I came across this question in James Stewart's Probability and Statistics (page 80, question 3).
The Question:
A game between two players consists of tossing a coin. Player A gets a point if the coin shows heads, and Player B gets a point if it shows tails. The first player to get six points wins an $8000 jackpot. As it happens, the police raid the place when player A has five points and B has three points. After everyone has calmed down, how should the jackpot be divided between the two players? In other words, what is the probability of A winning if the game were to continue?
The French mathematicians Pascal and Fermat corresponded about this problem, and both
came to the same correct conclusion (though by very different reasonings). Their friend
Roberval disagreed with both of them. He argued that Player A has probability of winning,
because the game can end in the four ways H, TH, TTH, TTT, and in three of these, A wins.
Roberval’s reasoning was wrong.
My Attempt:
My reasoning to solve this question is similar to that of Roberval's.

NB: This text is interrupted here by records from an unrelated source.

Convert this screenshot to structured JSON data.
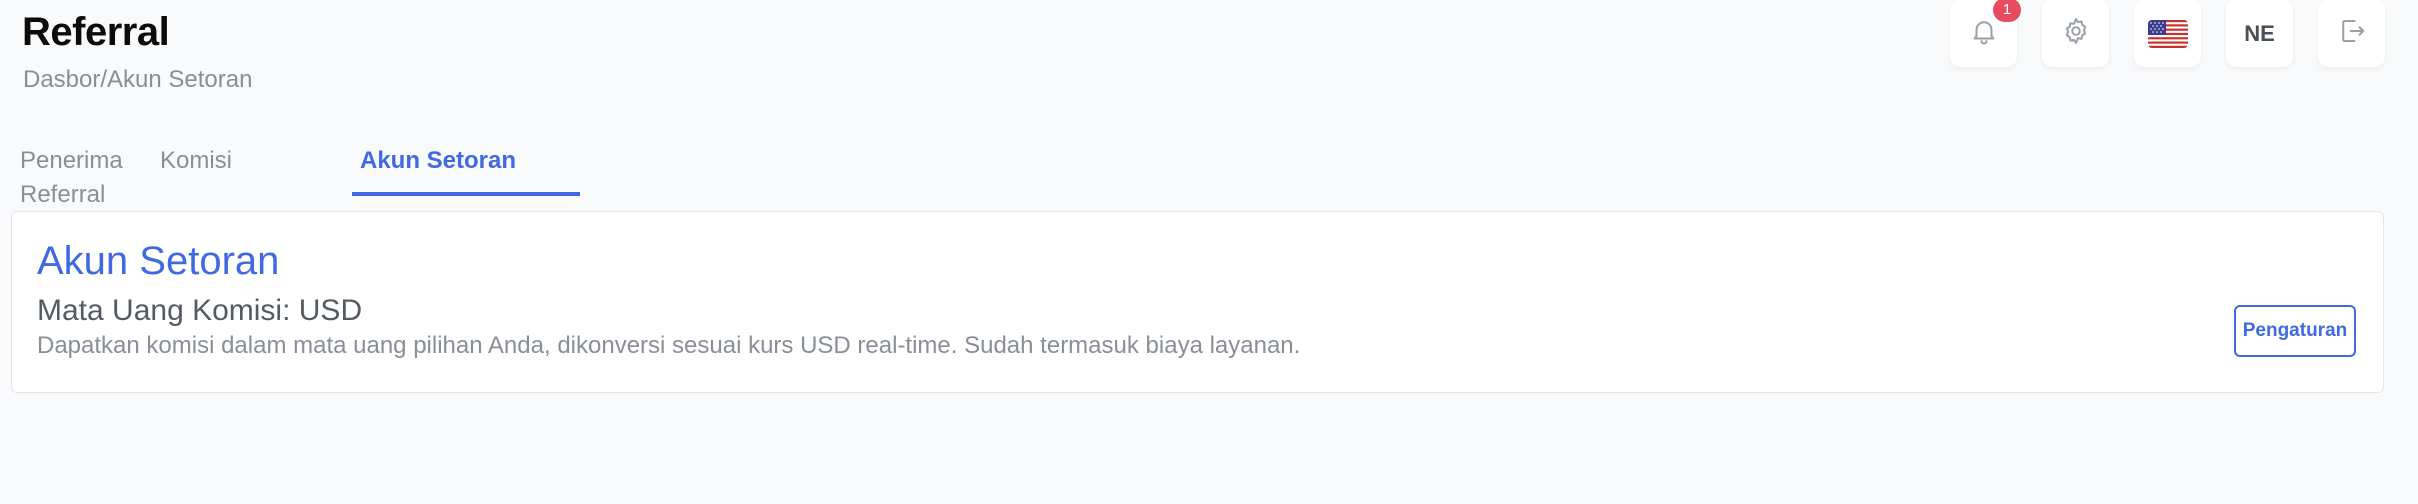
{
  "header": {
    "title": "Referral",
    "breadcrumb": "Dasbor/Akun Setoran"
  },
  "topbar": {
    "notification_icon": "bell-icon",
    "notification_count": "1",
    "settings_icon": "gear-icon",
    "language_flag": "us-flag-icon",
    "user_initials": "NE",
    "logout_icon": "logout-icon"
  },
  "tabs": [
    {
      "label": "Penerima Referral",
      "active": false
    },
    {
      "label": "Komisi",
      "active": false
    },
    {
      "label": "Akun Setoran",
      "active": true
    }
  ],
  "card": {
    "title": "Akun Setoran",
    "subtitle": "Mata Uang Komisi: USD",
    "description": "Dapatkan komisi dalam mata uang pilihan Anda, dikonversi sesuai kurs USD real-time. Sudah termasuk biaya layanan.",
    "button_label": "Pengaturan"
  },
  "colors": {
    "accent": "#4169e1",
    "badge": "#e84a5f",
    "background": "#f9fafc"
  }
}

Since the game can end in 4 ways, out of which 3 ways are favorable for A, the winning probability of A should be 3/4. But, then I tried to stimulate the playing conditions using a C++ program below:
#include <iostream>
#include <stdlib.h>
using namespace std;
void play();
void aScores();
long int a = 5, b = 3, i;
int r;
float aWins = 0.0, bWins = 0.0, n = 10000.0;
/*
n is the number of times the program simulates the situation.
a denotes Player A. According to initial conditions A has 5 points.

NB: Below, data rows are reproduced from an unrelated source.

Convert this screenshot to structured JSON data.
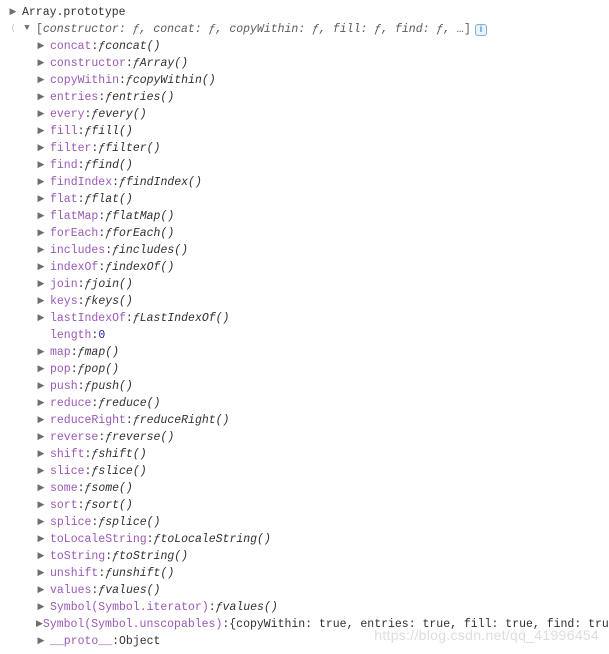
{
  "input": "Array.prototype",
  "summary": {
    "open": "[",
    "items": [
      "constructor: ƒ",
      "concat: ƒ",
      "copyWithin: ƒ",
      "fill: ƒ",
      "find: ƒ",
      "…"
    ],
    "close": "]"
  },
  "methods": [
    {
      "name": "concat",
      "sig": "concat()"
    },
    {
      "name": "constructor",
      "sig": "Array()"
    },
    {
      "name": "copyWithin",
      "sig": "copyWithin()"
    },
    {
      "name": "entries",
      "sig": "entries()"
    },
    {
      "name": "every",
      "sig": "every()"
    },
    {
      "name": "fill",
      "sig": "fill()"
    },
    {
      "name": "filter",
      "sig": "filter()"
    },
    {
      "name": "find",
      "sig": "find()"
    },
    {
      "name": "findIndex",
      "sig": "findIndex()"
    },
    {
      "name": "flat",
      "sig": "flat()"
    },
    {
      "name": "flatMap",
      "sig": "flatMap()"
    },
    {
      "name": "forEach",
      "sig": "forEach()"
    },
    {
      "name": "includes",
      "sig": "includes()"
    },
    {
      "name": "indexOf",
      "sig": "indexOf()"
    },
    {
      "name": "join",
      "sig": "join()"
    },
    {
      "name": "keys",
      "sig": "keys()"
    },
    {
      "name": "lastIndexOf",
      "sig": "LastIndexOf()"
    }
  ],
  "length": {
    "key": "length",
    "value": "0"
  },
  "methods2": [
    {
      "name": "map",
      "sig": "map()"
    },
    {
      "name": "pop",
      "sig": "pop()"
    },
    {
      "name": "push",
      "sig": "push()"
    },
    {
      "name": "reduce",
      "sig": "reduce()"
    },
    {
      "name": "reduceRight",
      "sig": "reduceRight()"
    },
    {
      "name": "reverse",
      "sig": "reverse()"
    },
    {
      "name": "shift",
      "sig": "shift()"
    },
    {
      "name": "slice",
      "sig": "slice()"
    },
    {
      "name": "some",
      "sig": "some()"
    },
    {
      "name": "sort",
      "sig": "sort()"
    },
    {
      "name": "splice",
      "sig": "splice()"
    },
    {
      "name": "toLocaleString",
      "sig": "toLocaleString()"
    },
    {
      "name": "toString",
      "sig": "toString()"
    },
    {
      "name": "unshift",
      "sig": "unshift()"
    },
    {
      "name": "values",
      "sig": "values()"
    }
  ],
  "symbols": [
    {
      "key": "Symbol(Symbol.iterator)",
      "type": "func",
      "sig": "values()"
    },
    {
      "key": "Symbol(Symbol.unscopables)",
      "type": "obj",
      "preview": "{copyWithin: true, entries: true, fill: true, find: tru…"
    }
  ],
  "proto": {
    "key": "__proto__",
    "value": "Object"
  },
  "watermark": "https://blog.csdn.net/qq_41996454"
}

b denotes Player B. According to initial conditions B has 3 points.
r stores the random number.
A scores a point if the random number is even.

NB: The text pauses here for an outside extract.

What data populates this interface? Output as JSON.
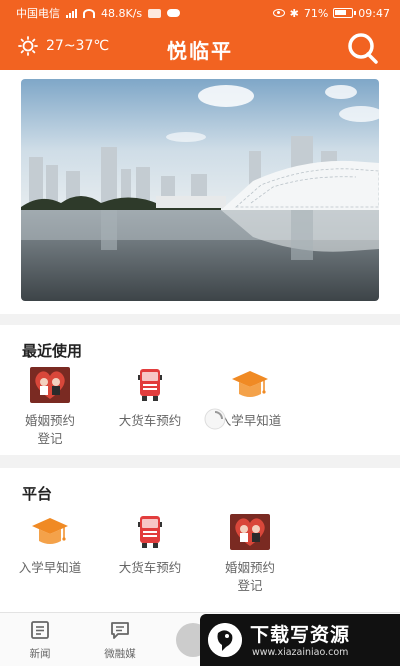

B scores a point if the random number is odd.
The first player to score 6 points wins.
aWins and bWins count the number of wins Player A and Player B gets respectively.
*/
int main()
{
for (i = 0; i < n; i++)
{
cout << "\nNEW RUN-----------------------------------------\n";
play();
if (a == 6)
aScores();
else
{ //b=4
cout << " B socres a point. \n A = " << a << "\n B = " << b << endl;
play();
if (a == 6)
aScores();
else
{ //b=5
cout << " B socres a point. \n A = " << a << "\n B = " << b << endl;
play();
if (a == 6)
aScores();
else
{ //b=6
cout << " B socres a point. \n A = " << a << "\n B = " << b << endl;
bWins++;
cout << " B wins.\n";
a = 5;
b = 3;
}
}
}
}
float aPer, bPer; // stores the percentage of winnings of both players.
aPer = (aWins / n) * 100;
bPer = (bWins / n) * 100;
cout << "\nA wins " << aWins << " times. (" << aPer << ")\%" << endl;
cout << "B wins " << bWins << " times. (" << bPer << ")\%" << endl;
return 0;
}
void play()
{
r = rand();
cout << " Random no:" << r << endl;
if (r % 2 == 0) //denotes head, A scores
a++;
else //denotes tail, B scores
b++;
}
void aScores()
{
cout << " A socres a point. \n A = " << a << "\n B = " << b << endl;
aWins++;
cout << " A wins.\n";
a = 5;
b = 3;
}
On running the program for few values of n I got the following results:
| Values of n | A wins | B wins | Winning Percentage of A |
| -------------: | ------------: | ------------: | :---------------------: |
| 1,000 | 887 | 113 | 88.700 |
| 10,000 | 8,754 | 1,246 | 87.540 |
| 100,000 | 87,445 | 12,555 | 87.440 |
| 1,000,000 | 874,772 | 125,228 | 87.477 |
| 1,000,000,000 | 874,995,405 | 125,004,595 | 87.499 |
| 10,000,000,000 | 8,749,967,956 | 1,250,032,044 | 87.499 |
The probability of A winning the game is more than my expected 0.75.
Please elaborate how to calculate the probability of Player A winning the game correctly.
Best Answer
Your mistake is assuming all four cases you list are equally probable. The chance of $H$ is $\frac 12$. The only way $B$ wins is for the first three tosses to all be tails, which has a chance of $(\frac 12)^3=\frac 18=0.125$. So, probability of A wining the game is 0.875, which is in good agreement with your simulation. $A$ wins with $H, TH,$ or $TTH$, with probabilities $\frac 12, \frac 14$, and $\frac 18$ respectively.